We’re showing biomarker data at this AACR meeting 2018 for head and neck cancer patients treated with a PD-1 inhibitor, treated with pembrolizumab. These are data from the KEYNOTE-012 and KEYNOTE-055 studies. So it’s a relatively large cohort, about 250 patients treated with a PD-1 inhibitor. We’re looking at three biomarkers, all of which have potential clinical relevance. We’re looking as especially tumour mutational burden and then an inflammation signature, generally abbreviated as GEP or Gene Expression Profile. I don’t think we have any PD-L1 data, that’s already public, but it’s the largest dataset for head and neck cancer looking at tumour mutational burden and the inflammation signature.
So what does the data from these trials show so far?
KEYNOTE-012 and KEYNOTE-055 are studies that show efficacy of pembrolizumab for head and neck cancer, in fact KEYNOTE-012 led to approval of pembrolizumab for head and neck cancer in the United States. These are now the biomarker data looking at the tissue samples, trying to see if there’s maybe a way to better predict which patients benefit.

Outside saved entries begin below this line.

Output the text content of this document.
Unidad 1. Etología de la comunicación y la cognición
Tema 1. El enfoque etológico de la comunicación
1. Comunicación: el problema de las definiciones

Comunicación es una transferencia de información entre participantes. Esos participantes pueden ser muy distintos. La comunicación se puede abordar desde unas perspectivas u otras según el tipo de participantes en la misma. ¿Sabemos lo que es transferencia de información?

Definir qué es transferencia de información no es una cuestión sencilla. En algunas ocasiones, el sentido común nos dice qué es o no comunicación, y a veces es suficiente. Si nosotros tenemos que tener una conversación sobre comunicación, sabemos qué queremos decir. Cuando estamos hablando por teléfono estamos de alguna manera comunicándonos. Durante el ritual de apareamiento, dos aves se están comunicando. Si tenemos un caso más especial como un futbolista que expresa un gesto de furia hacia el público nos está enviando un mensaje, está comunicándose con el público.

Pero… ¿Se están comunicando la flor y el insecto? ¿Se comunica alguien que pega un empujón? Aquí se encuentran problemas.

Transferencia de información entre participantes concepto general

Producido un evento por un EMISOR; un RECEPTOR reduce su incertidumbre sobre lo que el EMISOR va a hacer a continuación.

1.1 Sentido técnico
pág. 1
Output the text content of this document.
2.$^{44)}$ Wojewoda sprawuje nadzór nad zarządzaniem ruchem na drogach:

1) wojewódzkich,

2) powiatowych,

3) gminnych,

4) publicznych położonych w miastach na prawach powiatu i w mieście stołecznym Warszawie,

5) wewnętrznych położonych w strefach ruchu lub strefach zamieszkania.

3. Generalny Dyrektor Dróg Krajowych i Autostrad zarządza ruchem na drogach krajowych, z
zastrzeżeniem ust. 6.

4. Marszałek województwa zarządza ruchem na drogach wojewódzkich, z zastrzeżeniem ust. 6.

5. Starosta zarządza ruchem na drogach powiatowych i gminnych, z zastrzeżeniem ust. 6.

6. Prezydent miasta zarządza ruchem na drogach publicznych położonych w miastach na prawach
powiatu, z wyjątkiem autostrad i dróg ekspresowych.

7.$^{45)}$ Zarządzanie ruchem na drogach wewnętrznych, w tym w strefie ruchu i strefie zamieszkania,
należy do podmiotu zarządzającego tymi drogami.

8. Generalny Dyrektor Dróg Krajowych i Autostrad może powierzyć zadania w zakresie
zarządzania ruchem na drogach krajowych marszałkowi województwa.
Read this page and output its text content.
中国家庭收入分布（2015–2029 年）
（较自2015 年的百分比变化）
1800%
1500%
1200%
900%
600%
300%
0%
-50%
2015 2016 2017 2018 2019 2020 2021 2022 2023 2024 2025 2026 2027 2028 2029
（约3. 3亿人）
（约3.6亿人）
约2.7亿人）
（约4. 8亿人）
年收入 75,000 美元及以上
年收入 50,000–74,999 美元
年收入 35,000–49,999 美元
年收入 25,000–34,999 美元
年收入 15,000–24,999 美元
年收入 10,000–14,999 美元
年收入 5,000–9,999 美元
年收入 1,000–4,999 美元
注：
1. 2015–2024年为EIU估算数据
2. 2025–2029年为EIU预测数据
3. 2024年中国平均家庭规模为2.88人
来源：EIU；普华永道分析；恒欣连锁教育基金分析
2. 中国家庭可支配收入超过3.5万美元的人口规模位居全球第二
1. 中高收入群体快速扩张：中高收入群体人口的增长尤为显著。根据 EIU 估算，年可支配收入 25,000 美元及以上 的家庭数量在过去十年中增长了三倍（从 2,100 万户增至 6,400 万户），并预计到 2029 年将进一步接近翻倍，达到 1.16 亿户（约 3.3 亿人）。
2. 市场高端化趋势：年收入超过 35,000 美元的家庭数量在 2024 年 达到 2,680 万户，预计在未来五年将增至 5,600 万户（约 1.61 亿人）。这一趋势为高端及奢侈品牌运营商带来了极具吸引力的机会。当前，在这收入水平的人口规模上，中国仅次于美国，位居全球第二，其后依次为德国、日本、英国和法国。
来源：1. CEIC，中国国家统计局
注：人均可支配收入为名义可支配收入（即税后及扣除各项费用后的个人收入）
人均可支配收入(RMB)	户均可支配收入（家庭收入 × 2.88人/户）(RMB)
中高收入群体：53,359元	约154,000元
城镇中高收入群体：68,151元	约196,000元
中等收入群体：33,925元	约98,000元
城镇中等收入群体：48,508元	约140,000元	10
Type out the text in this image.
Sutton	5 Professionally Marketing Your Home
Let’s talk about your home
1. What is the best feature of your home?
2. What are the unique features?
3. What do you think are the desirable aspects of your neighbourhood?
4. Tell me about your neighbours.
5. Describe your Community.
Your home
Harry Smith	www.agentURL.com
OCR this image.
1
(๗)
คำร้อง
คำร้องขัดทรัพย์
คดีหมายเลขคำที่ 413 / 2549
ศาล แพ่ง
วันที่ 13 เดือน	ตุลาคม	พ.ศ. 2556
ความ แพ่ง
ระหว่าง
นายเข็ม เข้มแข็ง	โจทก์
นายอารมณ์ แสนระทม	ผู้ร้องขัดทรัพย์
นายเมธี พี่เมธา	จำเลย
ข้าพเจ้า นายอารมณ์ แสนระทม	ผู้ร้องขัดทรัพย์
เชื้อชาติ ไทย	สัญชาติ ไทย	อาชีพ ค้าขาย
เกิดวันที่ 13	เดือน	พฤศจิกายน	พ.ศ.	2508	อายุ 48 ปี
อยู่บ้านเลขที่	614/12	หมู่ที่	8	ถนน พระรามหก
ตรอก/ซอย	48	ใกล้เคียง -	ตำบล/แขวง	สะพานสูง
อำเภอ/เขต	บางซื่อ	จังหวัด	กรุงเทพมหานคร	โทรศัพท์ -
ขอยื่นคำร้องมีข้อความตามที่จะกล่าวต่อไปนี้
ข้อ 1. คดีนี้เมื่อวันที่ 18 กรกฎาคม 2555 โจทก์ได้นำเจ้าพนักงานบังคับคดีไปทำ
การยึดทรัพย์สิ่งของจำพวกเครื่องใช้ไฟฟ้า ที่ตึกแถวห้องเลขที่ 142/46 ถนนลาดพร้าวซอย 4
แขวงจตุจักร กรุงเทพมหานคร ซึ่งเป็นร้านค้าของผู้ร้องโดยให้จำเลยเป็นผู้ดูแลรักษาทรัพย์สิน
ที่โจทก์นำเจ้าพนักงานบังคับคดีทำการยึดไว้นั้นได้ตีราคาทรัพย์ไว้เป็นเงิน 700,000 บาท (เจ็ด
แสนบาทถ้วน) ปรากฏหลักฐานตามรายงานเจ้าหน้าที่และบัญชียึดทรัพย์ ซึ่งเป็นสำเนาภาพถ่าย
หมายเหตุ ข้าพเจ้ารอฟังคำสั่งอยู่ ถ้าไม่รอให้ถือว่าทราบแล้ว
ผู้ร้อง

The problem, obviously, is that only about 16-20% of patients benefit from pembrolizumab and this dataset looks at RNA, looking at inflammation genes, gamma interferon etc., trying to predict which patients benefit on inflamed tumours and then also looks at the number of mutations. Again, the suggestion is that maybe patients who have higher mutational burden are more likely to have benefit from immunotherapy, they might have more antigens and both of these actually work quite well.
What does this mean for the patient when it comes to treatment choices?
Right now I’m not sure that for head and neck cancer it’s quite yet ready for prime time but I think we’re getting close. In fact, at this AACR meeting we’re starting to see data for tumour mutational burden in lung cancer that maybe we can predict which patients have more benefit. Our data is interesting in the sense that all three biomarkers work well and can actually enrich for patients who have benefit. Neither of them are perfect in the sense that you cannot for sure say you have a lot of mutations, you will benefit or not benefit, but they all enrich for benefit and they’re actually fairly good at enrichment.
What is interesting is that they are not necessarily perfectly correlated. So inflammation, GEP and PD-L1 have some level of correlation, they measure in the tumour presence of inflammation, presence of immune cells. By contrast, tumour mutation burden is not well correlated, it measures something very different. Both GEP and PD-L1 correlate with benefit in respect to progression free survival and overall survival; tumour mutational burden only seems to correlate with benefit from progression free survival and not from overall survival and I’m not sure that I fully understand why that’s the case. So they’re different in their flavour. What we don’t quite yet know is how do we put them together, is there a way to actually make a composite biomarker. But all three are potentially ways to select patients for studies and we’re already seeing this. Some studies, like in lung cancer, enrich for PD-L1, enrich for tumour mutational burden and I think that’s what we’ll see for head and neck cancer as well and this is the dataset that provides the basis for that.
Does lead on to the next steps for this research?
I think we will see data forthcoming in the first line setting for head and neck cancer. There are three large studies in the first line setting right now, there is KEYNOTE-048, there is the KESTREL study and there is CHECKMATE-651, so combinations of a PD-1 or PD-L1 agent with CTLA-4 or combinations of a PD-1 agent with chemotherapy. And also single agent first line data. So these studies will likely employ biomarkers such as PD-L1 or maybe tumour mutational burden, we’ll have to see what actually comes out, to select the right patients for those treatments. So I think within a year or maybe two years we’ll actually get those data and these biomarkers will become clinically relevant I would predict.
Anything you’d like to add?
These biomarkers are also important for the future in the sense that not only are PD-1, PD-L1 agents clinically meaningful but we’re also starting to think about combination strategies. I believe these biomarkers will be key in identifying which combinations we should use for which patients. Maybe tumour mutational burden is particularly good for CTLA-4 combinations, at least the lung cancer data that we’ll see here at AACR may suggest it. I haven’t seen the details but it certainly looks like this. I would predict that there is a good chance that tumour mutational burden will find a role for CTLA-4 more commonly, I think there’s a chance. What about other combinations? We just heard that the ECHO-301 study was negative, that’s an IDO combination study. We haven’t looked at these biomarkers – maybe GEP will be helpful there; IDO is certainly one of the genes in the GEP signature. So I believe that these biomarkers will be helpful not just in enriching patients for the first line setting but I think that they will also be helpful in identifying the right patients for which combination and will lead to more personalising immunotherapy – which treatment do you get if you have which immunophenotype.